A washing machine is one of the most useful home appliances, so keeping it in working order is important. An easy preventative practice is to not overload the machine. A heavy or unbalanced load can damage washer components. Additionally, always check pockets for loose items and tissues before tossing them into the load. Here are some other tips to keep your washer working properly.

  • Ensure the washer is level to prevent it from vibrating and walking during the spin cycle.
  • Clean the lint filter or collector after each use.
  • Use the recommended amount or less of detergent.
  • Wash out soap reservoirs regularly.
  • Every 10 or so loads, run an empty hot water wash with 2 cups of vinegar, add 2 tablespoons of baking soda halfway through the wash cycle.
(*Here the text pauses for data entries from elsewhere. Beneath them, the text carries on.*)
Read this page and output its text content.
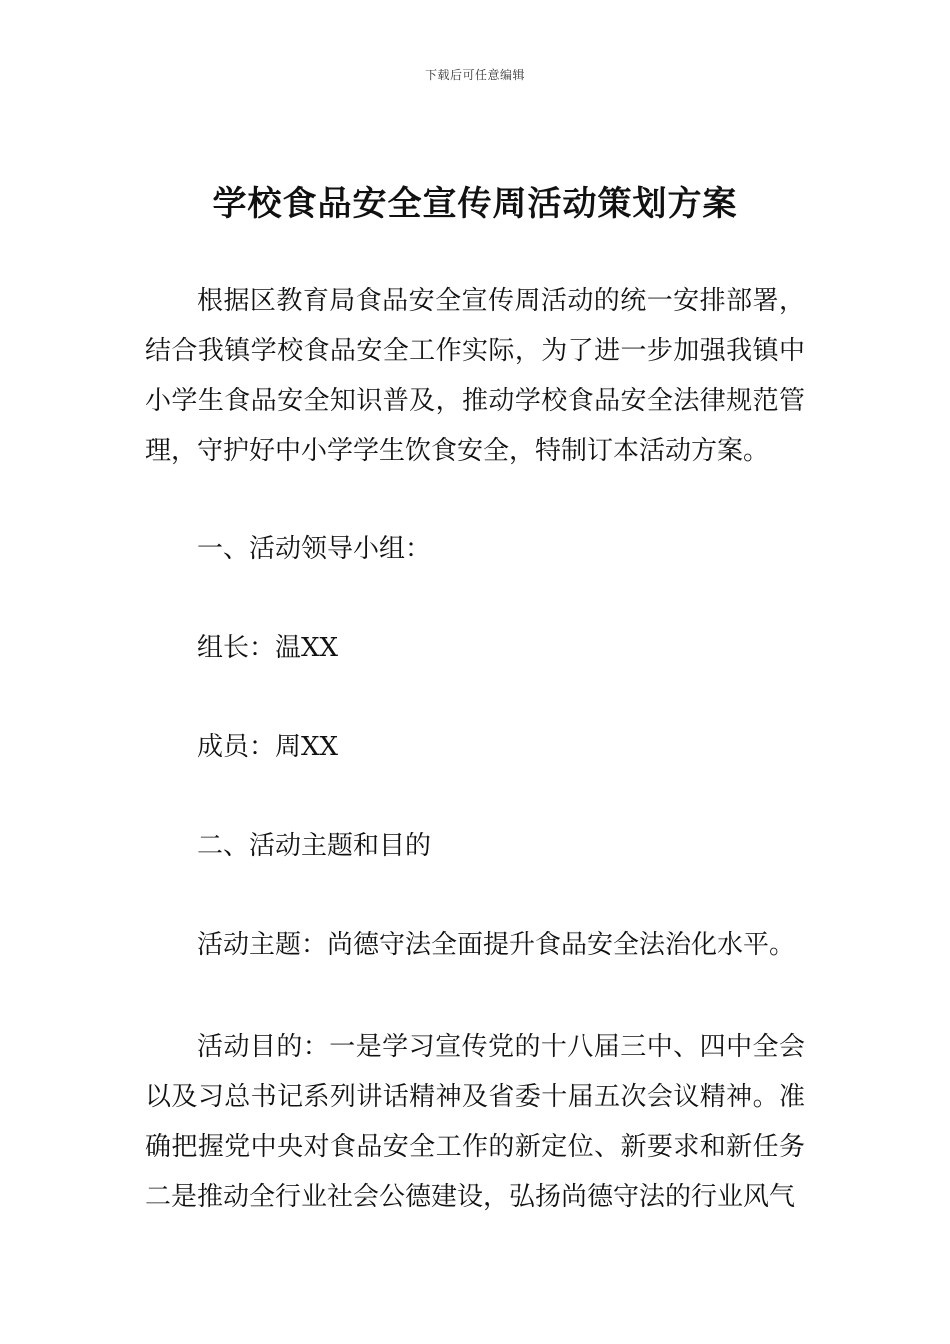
下载后可任意编辑
学校食品安全宣传周活动策划方案

根据区教育局食品安全宣传周活动的统一安排部署，结合我镇学校食品安全工作实际，为了进一步加强我镇中小学生食品安全知识普及，推动学校食品安全法律规范管理，守护好中小学学生饮食安全，特制订本活动方案。

一、活动领导小组：

组长：温XX

成员：周XX

二、活动主题和目的

活动主题：尚德守法全面提升食品安全法治化水平。

活动目的：一是学习宣传党的十八届三中、四中全会以及习总书记系列讲话精神及省委十届五次会议精神。准确把握党中央对食品安全工作的新定位、新要求和新任务二是推动全行业社会公德建设，弘扬尚德守法的行业风气
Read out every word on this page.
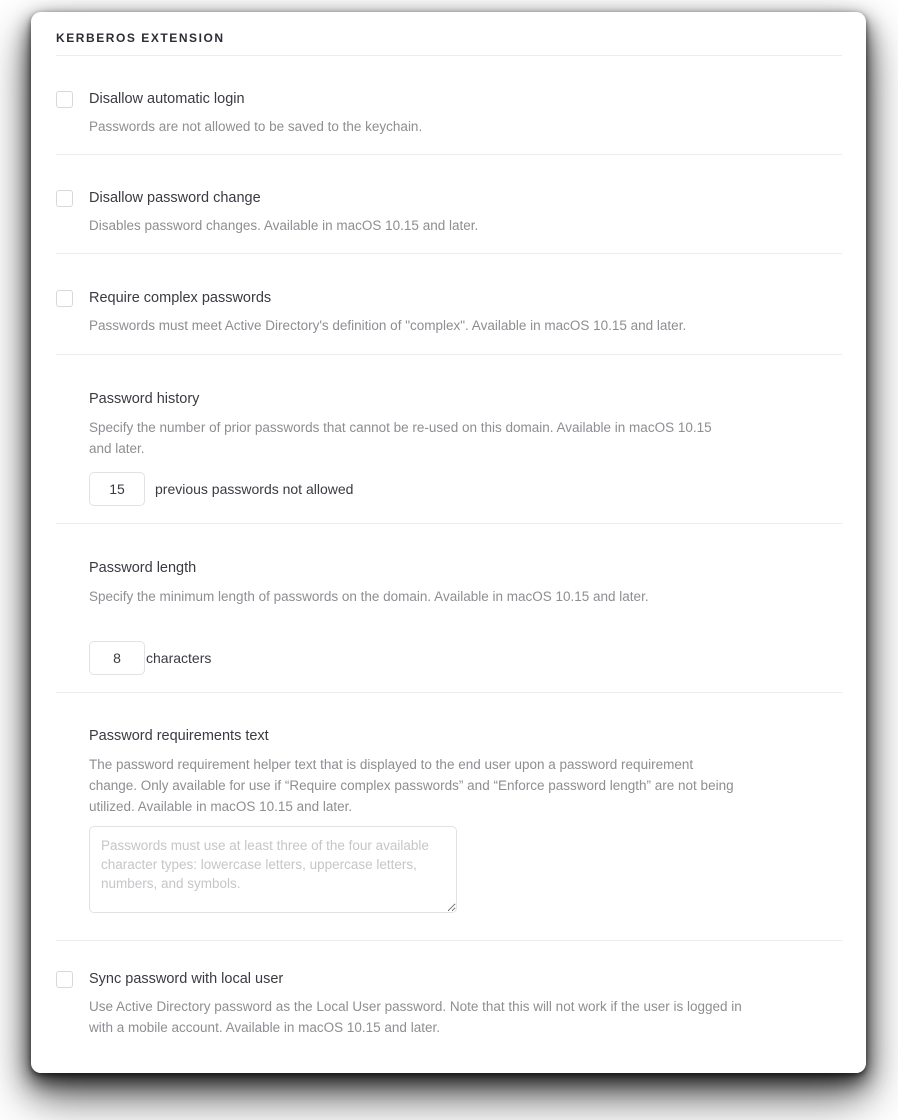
KERBEROS EXTENSION
Disallow automatic login
Passwords are not allowed to be saved to the keychain.
Disallow password change
Disables password changes. Available in macOS 10.15 and later.
Require complex passwords
Passwords must meet Active Directory's definition of "complex". Available in macOS 10.15 and later.
Password history
Specify the number of prior passwords that cannot be re-used on this domain. Available in macOS 10.15 and later.
15
previous passwords not allowed
Password length
Specify the minimum length of passwords on the domain. Available in macOS 10.15 and later.
8
characters
Password requirements text
The password requirement helper text that is displayed to the end user upon a password requirement change. Only available for use if “Require complex passwords” and “Enforce password length” are not being utilized. Available in macOS 10.15 and later.
Passwords must use at least three of the four available character types: lowercase letters, uppercase letters, numbers, and symbols.
Sync password with local user
Use Active Directory password as the Local User password. Note that this will not work if the user is logged in with a mobile account. Available in macOS 10.15 and later.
This will clean soap scum off the tub sides and out of the drain components.
  • Regularly check the feed hoses for kinks, wear, or bulges, and replace as required.
  • Check that the drain hose is in good condition and isn’t pinched or kinked, and clean the spout of lint build-up.
  • Keeping the washer at least 4-inches from the wall to prevent hoses from being kinked and pinched.
  • Wash heavy items in smaller loads with appropriate water levels to prevent overloading the machine or creating an unbalanced load. Too much water can allow the load to shift to one side, creating an unbalanced load.
  • Clean the door gasket with a water and vinegar solution to kill the smell causing bacteria. Also, leave the lid up or door open to allow the wet components to dry.
  • Clean the drain pump filter monthly if it has an accessible filter.
  • If you hear unusual sounds coming from the washer, investigate and repair it before it becomes a major issue.

Conclusion

Maintaining your washing machine won’t prevent parts from wearing and causing noise, but it will extend the life of the machine and minimize repairs. A noisy washing machine is telling you something isn’t working right, and the sooner the problem is fixed, the better.

Identifying in which cycle the noise occurs will assist in determining the cause. However, some components may make different noises depending on what is wrong. Plus, the noise coming from one part may be caused by another part that is failing.

Isolating the noisy culprit may take some time. Hopefully, we’ve provided you with the information to identify the cause of the noise, and what to do to quiet it. If you’re not mechanically inclined or don’t have the time, you may want to give a service specialist a call.